Marcello Mogetta, que preside o Departamento de Clássicos, Arqueologia e Religião na University of Missouri e dirige o Projeto Gabii internacional, destacou sua importância. "Esta descoberta nos dá uma rara visão de como os romanos iniciais experimentaram o planejamento urbano," disse ele. "Sua localização—no centro da cidade perto da principal encruzilhada—sugere que pode ter sido uma piscina monumental que fazia parte do fórum da cidade, ou o coração da vida pública nas cidades romanas."

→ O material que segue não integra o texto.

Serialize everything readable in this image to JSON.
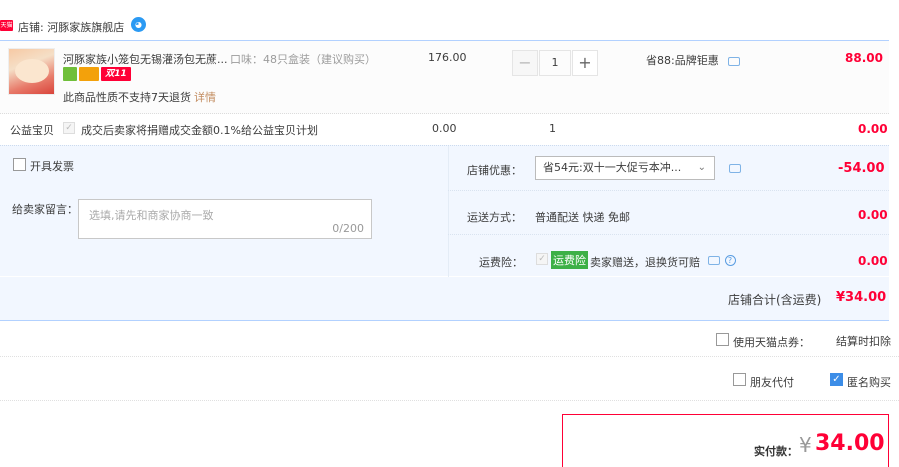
{
  "shop": {
    "badge": "天猫",
    "name": "店铺: 河豚家族旗舰店",
    "chat_icon": "wangwang-chat-icon"
  },
  "item": {
    "title": "河豚家族小笼包无锡灌汤包无蔗...",
    "sku": "口味：48只盒装（建议购买）",
    "badges": [
      "product-guarantee-icon",
      "card-icon",
      "双11"
    ],
    "no_return": "此商品性质不支持7天退货",
    "detail_link": "详情",
    "unit_price": "176.00",
    "quantity": "1",
    "minus": "−",
    "plus": "+",
    "discount": "省88:品牌钜惠",
    "total": "88.00"
  },
  "charity": {
    "label": "公益宝贝",
    "text": "成交后卖家将捐赠成交金额0.1%给公益宝贝计划",
    "price": "0.00",
    "qty": "1",
    "total": "0.00"
  },
  "options": {
    "invoice_label": "开具发票",
    "message_label": "给卖家留言：",
    "message_placeholder": "选填,请先和商家协商一致",
    "message_count": "0/200",
    "coupon_label": "店铺优惠：",
    "coupon_selected": "省54元:双十一大促亏本冲...",
    "coupon_amount": "-54.00",
    "shipping_label": "运送方式：",
    "shipping_method": "普通配送 快递 免邮",
    "shipping_amount": "0.00",
    "insurance_label": "运费险：",
    "insurance_tag": "运费险",
    "insurance_text": "卖家赠送，退换货可赔",
    "insurance_amount": "0.00"
  },
  "shop_total": {
    "label": "店铺合计(含运费)",
    "amount": "¥34.00"
  },
  "points": {
    "label": "使用天猫点券：",
    "note": "结算时扣除"
  },
  "friend_pay_label": "朋友代付",
  "anonymous_label": "匿名购买",
  "anonymous_checked": true,
  "payment": {
    "label": "实付款：",
    "currency": "¥",
    "amount": "34.00"
  },
  "colors": {
    "accent_red": "#ff0036",
    "panel_blue": "#f2f7ff",
    "border_blue": "#b2d1ff",
    "insurance_green": "#3db047"
  }
}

A bacia se baseia em escavações anteriores, incluindo o "Area F Building," um complexo em terraços no cratera vulcânica onde Gabii se formou. Essas descobertas mostram romanos iniciais adaptando tradições gregas, como espaços cívicos pavimentados e terraços grandiosos, para transmitir prestígio cultural e poder político.
O abandono de Gabii por volta de 50 a.C., seguido por reocupação limitada, preservou seu layout original de forma incomumente boa, ao contrário das camadas enterradas de Roma. Designada como parque arqueológico pelo Ministério da Cultura da Itália, o local é gerenciado sob os Musei e Parchi Archeologici di Praeneste e Gabii.
Trabalhos futuros, apoiados pela Direção Geral de Museus da Itália, incluem escavações de verão da bacia e uma zona pavimentada com pedra. Imagens térmicas detectaram uma anomalia próxima, possivelmente um templo. Artefatos dos níveis de abandono da bacia por volta de 50 d.C., como vasos intactos, lâmpadas, recipientes de perfume e copos inscritos, podem indicar uso ritual. Mogetta observou, "Se for um templo, poderia nos ajudar a explicar alguns dos artefatos que já encontramos... sublinhando o papel crucial desempenhado pela gestão da água nas cidades antigas."
O projeto visa esclarecer se estruturas cívicas ou religiosas se desenvolveram primeiro nos landscapes romanos iniciais, contribuindo para entendimentos mais amplos da evolução urbana.